LEM: Semester Project / Student Choices

Because I used my existing courses to do the Learning Environment Model design challenge for today, I decided to put the post here. Unlike the LEM challenge I did yesterday (see post), this time I did the drawing first and then wrote the narrative to accompany the drawing. The semester project has a lot of elements I cannot capture with the modeling tools, but I tried to surface the key aspect of the design challenge for today, which is the element of student choice. You can see that multi-stage choice process running down the middle of the diagram. See below for a narrative to explain that choice process.

(or click on image for larger view)


Exploration/Planning. What I tried to show here is how there is a brainstorming process that happens in the first few weeks of the class in which students brainstorm and plan their semester writing project (downward arrow flow on the left of chart; this process can last for up to 4 weeks), and then they create the project through an iteration of writing stories and revising for the rest of the semester (11, 12, or 13 weeks, depending on how many weeks they spend on the planning process — the writing process is on the right side of the chart). 

Project Choice. Each student creates either a Storybook Website or a Blog Portfolio. The Storybook consists of a set of interrelated stories on a topic of the student's choice (see Storybook Archive for examples), while the Portfolio consists of a curated section of the student's class blog, containing their best stories. I started offering the Portfolio option a couple years ago when it became clear that there were always a few students who were not really enthusiastic about their Storybook project (for all kinds of reasons); the Portfolio is a way to create the same type of semester-long writing project with the flexibility of choosing new topics/styles every week. The challenge, then, is how to help students choose which type of project will be best for them! As a general rule, it has turned out that about half of the students choose Storybooks and half choose Portfolios.

Iterated Choice. As students go through the 2, 3, or 4 weeks of planning, they are pondering a big choice, which I show in the middle of the chart; there are three vectors as it were that they can follow as they go through this iterated process. Since the Storybook is an entirely new kind of idea for most students in the class, I ask them to spend some time in Week 1 and Week 2 exploring Storybook possibilities. Then, after they get feedback from me about the Storybook topics they have proposed (I focus on connecting them with useful online resources), they can decide if there is a topic that grabs them... or not. If they really don't have a topic that grabs them, they can start their Portfolio in Week 3. If they do have a topic that they are excited about, in Week 3 they start planning how the Storybook would actually work (stories to include, styles to use).
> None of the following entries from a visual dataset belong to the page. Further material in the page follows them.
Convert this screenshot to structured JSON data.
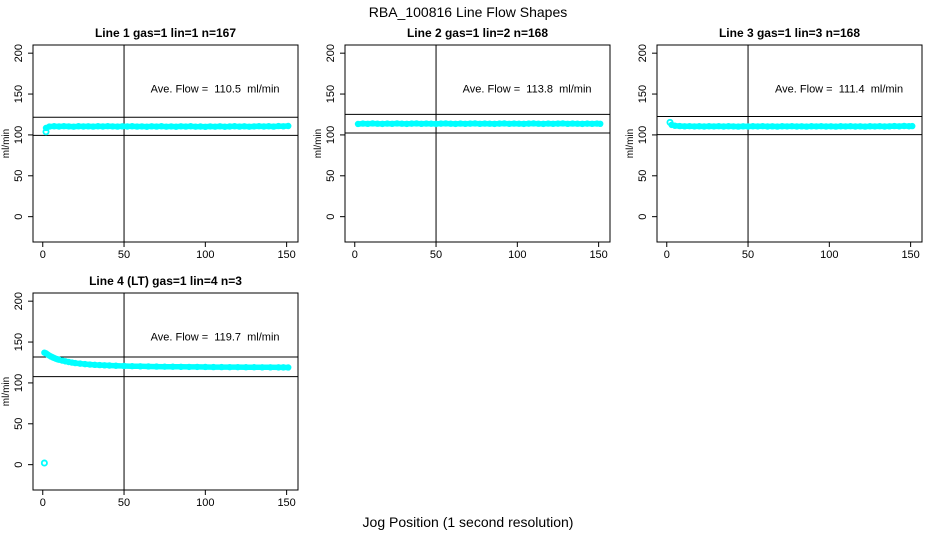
{
  "figure": {
    "title": "RBA_100816  Line Flow Shapes",
    "xlabel": "Jog Position (1 second resolution)",
    "background": "#ffffff",
    "point_color": "#00ffff",
    "line_color": "#000000"
  },
  "chart_data": [
    {
      "type": "scatter",
      "title": "Line 1 gas=1 lin=1 n=167",
      "ylabel": "ml/min",
      "annotation": "Ave. Flow =  110.5  ml/min",
      "ave_flow_ml_min": 110.5,
      "x_ticks": [
        0,
        50,
        100,
        150
      ],
      "y_ticks": [
        0,
        50,
        100,
        150,
        200
      ],
      "xlim": [
        -6,
        157
      ],
      "ylim": [
        -31,
        210
      ],
      "grid": false,
      "legend": false,
      "vline_x": 50,
      "hlines": [
        121.6,
        99.5
      ],
      "annotation_pos": [
        106,
        152
      ],
      "points": [
        [
          2,
          108.5
        ],
        [
          4,
          110.2
        ],
        [
          7,
          110.6
        ],
        [
          10,
          110.3
        ],
        [
          13,
          110.7
        ],
        [
          16,
          110.4
        ],
        [
          19,
          110.1
        ],
        [
          22,
          110.6
        ],
        [
          25,
          110.3
        ],
        [
          28,
          110.5
        ],
        [
          31,
          110.2
        ],
        [
          34,
          110.6
        ],
        [
          37,
          110.3
        ],
        [
          40,
          110.7
        ],
        [
          43,
          110.4
        ],
        [
          46,
          110.2
        ],
        [
          49,
          110.5
        ],
        [
          52,
          110.3
        ],
        [
          55,
          110.6
        ],
        [
          58,
          110.2
        ],
        [
          61,
          110.4
        ],
        [
          64,
          110.0
        ],
        [
          67,
          110.5
        ],
        [
          70,
          110.2
        ],
        [
          73,
          110.6
        ],
        [
          76,
          110.1
        ],
        [
          79,
          110.4
        ],
        [
          82,
          110.0
        ],
        [
          85,
          110.5
        ],
        [
          88,
          110.2
        ],
        [
          91,
          110.6
        ],
        [
          94,
          110.1
        ],
        [
          97,
          110.3
        ],
        [
          100,
          109.9
        ],
        [
          103,
          110.4
        ],
        [
          106,
          110.1
        ],
        [
          109,
          110.5
        ],
        [
          112,
          110.0
        ],
        [
          115,
          110.3
        ],
        [
          118,
          110.6
        ],
        [
          121,
          110.2
        ],
        [
          124,
          110.5
        ],
        [
          127,
          110.1
        ],
        [
          130,
          110.4
        ],
        [
          133,
          110.7
        ],
        [
          136,
          110.3
        ],
        [
          139,
          110.6
        ],
        [
          142,
          110.2
        ],
        [
          145,
          110.8
        ],
        [
          148,
          110.5
        ],
        [
          151,
          110.9
        ]
      ],
      "outliers": [
        [
          2,
          103.8
        ]
      ]
    },
    {
      "type": "scatter",
      "title": "Line 2 gas=1 lin=2 n=168",
      "ylabel": "ml/min",
      "annotation": "Ave. Flow =  113.8  ml/min",
      "ave_flow_ml_min": 113.8,
      "x_ticks": [
        0,
        50,
        100,
        150
      ],
      "y_ticks": [
        0,
        50,
        100,
        150,
        200
      ],
      "xlim": [
        -6,
        157
      ],
      "ylim": [
        -31,
        210
      ],
      "grid": false,
      "legend": false,
      "vline_x": 50,
      "hlines": [
        125.2,
        102.4
      ],
      "annotation_pos": [
        106,
        152
      ],
      "points": [
        [
          2,
          113.4
        ],
        [
          5,
          113.9
        ],
        [
          8,
          113.6
        ],
        [
          11,
          114.0
        ],
        [
          14,
          113.7
        ],
        [
          17,
          113.5
        ],
        [
          20,
          113.9
        ],
        [
          23,
          113.6
        ],
        [
          26,
          114.0
        ],
        [
          29,
          113.7
        ],
        [
          32,
          113.5
        ],
        [
          35,
          113.8
        ],
        [
          38,
          114.0
        ],
        [
          41,
          113.6
        ],
        [
          44,
          113.9
        ],
        [
          47,
          113.7
        ],
        [
          50,
          113.5
        ],
        [
          53,
          113.8
        ],
        [
          56,
          114.0
        ],
        [
          59,
          113.7
        ],
        [
          62,
          113.5
        ],
        [
          65,
          113.9
        ],
        [
          68,
          113.6
        ],
        [
          71,
          113.8
        ],
        [
          74,
          114.0
        ],
        [
          77,
          113.6
        ],
        [
          80,
          113.9
        ],
        [
          83,
          113.7
        ],
        [
          86,
          113.5
        ],
        [
          89,
          113.8
        ],
        [
          92,
          114.0
        ],
        [
          95,
          113.6
        ],
        [
          98,
          113.9
        ],
        [
          101,
          113.7
        ],
        [
          104,
          113.5
        ],
        [
          107,
          113.8
        ],
        [
          110,
          114.0
        ],
        [
          113,
          113.7
        ],
        [
          116,
          113.5
        ],
        [
          119,
          113.9
        ],
        [
          122,
          113.6
        ],
        [
          125,
          113.8
        ],
        [
          128,
          114.0
        ],
        [
          131,
          113.6
        ],
        [
          134,
          113.9
        ],
        [
          137,
          113.7
        ],
        [
          140,
          113.5
        ],
        [
          143,
          113.8
        ],
        [
          146,
          113.6
        ],
        [
          149,
          113.9
        ],
        [
          151,
          113.6
        ]
      ],
      "outliers": []
    },
    {
      "type": "scatter",
      "title": "Line 3 gas=1 lin=3 n=168",
      "ylabel": "ml/min",
      "annotation": "Ave. Flow =  111.4  ml/min",
      "ave_flow_ml_min": 111.4,
      "x_ticks": [
        0,
        50,
        100,
        150
      ],
      "y_ticks": [
        0,
        50,
        100,
        150,
        200
      ],
      "xlim": [
        -6,
        157
      ],
      "ylim": [
        -31,
        210
      ],
      "grid": false,
      "legend": false,
      "vline_x": 50,
      "hlines": [
        122.5,
        100.3
      ],
      "annotation_pos": [
        106,
        152
      ],
      "points": [
        [
          3,
          112.3
        ],
        [
          5,
          111.2
        ],
        [
          8,
          110.8
        ],
        [
          11,
          110.5
        ],
        [
          14,
          110.7
        ],
        [
          17,
          110.4
        ],
        [
          20,
          110.6
        ],
        [
          23,
          110.3
        ],
        [
          26,
          110.6
        ],
        [
          29,
          110.4
        ],
        [
          32,
          110.7
        ],
        [
          35,
          110.3
        ],
        [
          38,
          110.6
        ],
        [
          41,
          110.4
        ],
        [
          44,
          110.2
        ],
        [
          47,
          110.5
        ],
        [
          50,
          110.3
        ],
        [
          53,
          110.6
        ],
        [
          56,
          110.4
        ],
        [
          59,
          110.7
        ],
        [
          62,
          110.3
        ],
        [
          65,
          110.5
        ],
        [
          68,
          110.2
        ],
        [
          71,
          110.6
        ],
        [
          74,
          110.4
        ],
        [
          77,
          110.7
        ],
        [
          80,
          110.3
        ],
        [
          83,
          110.5
        ],
        [
          86,
          110.2
        ],
        [
          89,
          110.6
        ],
        [
          92,
          110.4
        ],
        [
          95,
          110.7
        ],
        [
          98,
          110.3
        ],
        [
          101,
          110.5
        ],
        [
          104,
          110.2
        ],
        [
          107,
          110.6
        ],
        [
          110,
          110.4
        ],
        [
          113,
          110.7
        ],
        [
          116,
          110.3
        ],
        [
          119,
          110.5
        ],
        [
          122,
          110.2
        ],
        [
          125,
          110.6
        ],
        [
          128,
          110.4
        ],
        [
          131,
          110.7
        ],
        [
          134,
          110.3
        ],
        [
          137,
          110.5
        ],
        [
          140,
          110.8
        ],
        [
          143,
          110.5
        ],
        [
          146,
          110.9
        ],
        [
          149,
          110.6
        ],
        [
          151,
          110.8
        ]
      ],
      "outliers": [
        [
          2,
          115.3
        ]
      ]
    },
    {
      "type": "scatter",
      "title": "Line 4 (LT) gas=1 lin=4 n=3",
      "ylabel": "ml/min",
      "annotation": "Ave. Flow =  119.7  ml/min",
      "ave_flow_ml_min": 119.7,
      "x_ticks": [
        0,
        50,
        100,
        150
      ],
      "y_ticks": [
        0,
        50,
        100,
        150,
        200
      ],
      "xlim": [
        -6,
        157
      ],
      "ylim": [
        -31,
        210
      ],
      "grid": false,
      "legend": false,
      "vline_x": 50,
      "hlines": [
        131.7,
        107.7
      ],
      "annotation_pos": [
        106,
        152
      ],
      "points": [
        [
          1,
          137.0
        ],
        [
          2,
          136.2
        ],
        [
          3,
          134.8
        ],
        [
          4,
          133.5
        ],
        [
          5,
          132.4
        ],
        [
          6,
          131.4
        ],
        [
          7,
          130.5
        ],
        [
          8,
          129.7
        ],
        [
          9,
          129.0
        ],
        [
          10,
          128.4
        ],
        [
          12,
          127.3
        ],
        [
          14,
          126.4
        ],
        [
          16,
          125.6
        ],
        [
          18,
          124.9
        ],
        [
          20,
          124.3
        ],
        [
          23,
          123.6
        ],
        [
          26,
          123.0
        ],
        [
          29,
          122.5
        ],
        [
          32,
          122.1
        ],
        [
          35,
          121.8
        ],
        [
          38,
          121.5
        ],
        [
          41,
          121.3
        ],
        [
          45,
          121.0
        ],
        [
          50,
          120.7
        ],
        [
          55,
          120.5
        ],
        [
          60,
          120.3
        ],
        [
          65,
          120.1
        ],
        [
          70,
          120.0
        ],
        [
          75,
          119.9
        ],
        [
          80,
          119.8
        ],
        [
          85,
          119.7
        ],
        [
          90,
          119.6
        ],
        [
          95,
          119.6
        ],
        [
          100,
          119.5
        ],
        [
          105,
          119.4
        ],
        [
          110,
          119.4
        ],
        [
          115,
          119.3
        ],
        [
          120,
          119.3
        ],
        [
          125,
          119.2
        ],
        [
          130,
          119.2
        ],
        [
          135,
          119.1
        ],
        [
          140,
          119.1
        ],
        [
          145,
          119.0
        ],
        [
          148,
          119.0
        ],
        [
          151,
          118.9
        ]
      ],
      "outliers": [
        [
          1,
          2.0
        ]
      ]
    }
  ]
}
They then get feedback from me again, and again they choose: if things are not falling into place, they can start their Portfolio in Week 4. If the Storybook plan is going well, then they build their Storybook website in Week 4.

Writing Project. By Week 5 of the semester, everybody is engaged in their writing project. The Storybook and the Portfolio have the same writing "experience" — writing, feedback from me, feedback from other students, revision, more writing, more feedback, more revision, and so on. The difference is just the content (semester-long topic in Storybook versus weekly topics in Portfolio) and the medium (Storybook is a separate website while the Portfolio is a labeled section of the student's class blog). Everybody ends up on their own schedule since they might start the writing part of the project in Week 3 or 4 or 5, and any give story might require one or two rounds of revision. By the end of the semester, a Portfolio might have as many as six stories in it; a Storybook might have as many as four stories plus an introduction — but it varies a lot; there is no fixed requirement about how many finished stories each student might write.

Themed Portfolios. One really nice surprise that happened as a result of the students exploring the Portfolio option was that they started creating something like a Storybook inside their Portfolio, pursuing a theme over several weeks or even over the whole semester. That was not something I suggested, but the students started doing that on their own... so now I also suggest that in my comments on their Portfolio stories! Unlike the advance Storybook planning, these Portfolio themes evolve in an ad hoc way as the students react to the stories they are reading for the class or as they discover through their own writing a style and/or character that they use to connect their Portfolio stories.

As you can see from all the elements in the drawing, there is a lot that goes into this process, and I'll return to this drawing with more narrative in future posts... which will probably help me improve the drawing too! But for now, I am really happy with how this version of the drawing surfaces the element of student choice and how there is an overall learning process that the students can share together while each going through their own discovery process to launch their own project.